Do you think that the day after these elections, which have been a form of
democratic blackmail from the very first moment, the disgust with politics will
be lessened one bit? Do you think that everyone will continue to sit in front
of their screens and quietly observe the madness of the spectacle of politics?
That it won’t occur to people to fill the streets with our bodies rather than
these dreamed-after candidates? Do you think that these elections have any
chance of appeasing the restlessness of our souls? It is naïve to think that
the generation that cut its teeth politically during the conflict last spring,
and has only continued to develop since then, is just going to swallow this
deception, with the promise of nothing more than organic veggies at the
supermarket and a constituent assembly.
For months now, not two weeks have gone by without clashes in the streets of this
country, over Theo [a youth who was beaten and sodomized by the police in a
Parisian suburb –IWE], over the police, or anywhere the Front National tried to
hold its little meetings. Obviously, this still remains minoritarian, and the
non-event of the elections will of course take place. The question, then, is
how we can ensure that the interstellar vacuum that will flare up after the
elections, whoever the winner is, will be something other than the fact of “young
people” being degraded by a disproportionate display of police force?
For this, we urgently need to re-arm our political perceptions and imagination.

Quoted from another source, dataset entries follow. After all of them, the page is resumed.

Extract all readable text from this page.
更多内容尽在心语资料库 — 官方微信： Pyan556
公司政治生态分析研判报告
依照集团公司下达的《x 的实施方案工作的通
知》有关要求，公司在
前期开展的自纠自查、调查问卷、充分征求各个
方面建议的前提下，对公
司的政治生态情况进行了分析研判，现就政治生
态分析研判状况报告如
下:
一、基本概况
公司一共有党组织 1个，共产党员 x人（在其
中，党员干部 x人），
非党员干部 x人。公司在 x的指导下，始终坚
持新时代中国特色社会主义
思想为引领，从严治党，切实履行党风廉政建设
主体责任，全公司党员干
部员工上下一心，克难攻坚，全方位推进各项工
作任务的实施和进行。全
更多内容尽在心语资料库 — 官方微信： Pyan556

To decipher this era, discern whatever possibilities it contains, and locate
its practicable paths. To insist that there was no presidential election, that this
circus has dragged on long enough, that this world must be stopped as quickly
as possible, from wherever we are, without awaiting the abyss. Let’s stop
waiting, and reclaim confidence in ourselves. Then we can say, like Benjamin
Fondane (1898-1944): “The world is finished. The journey begins.”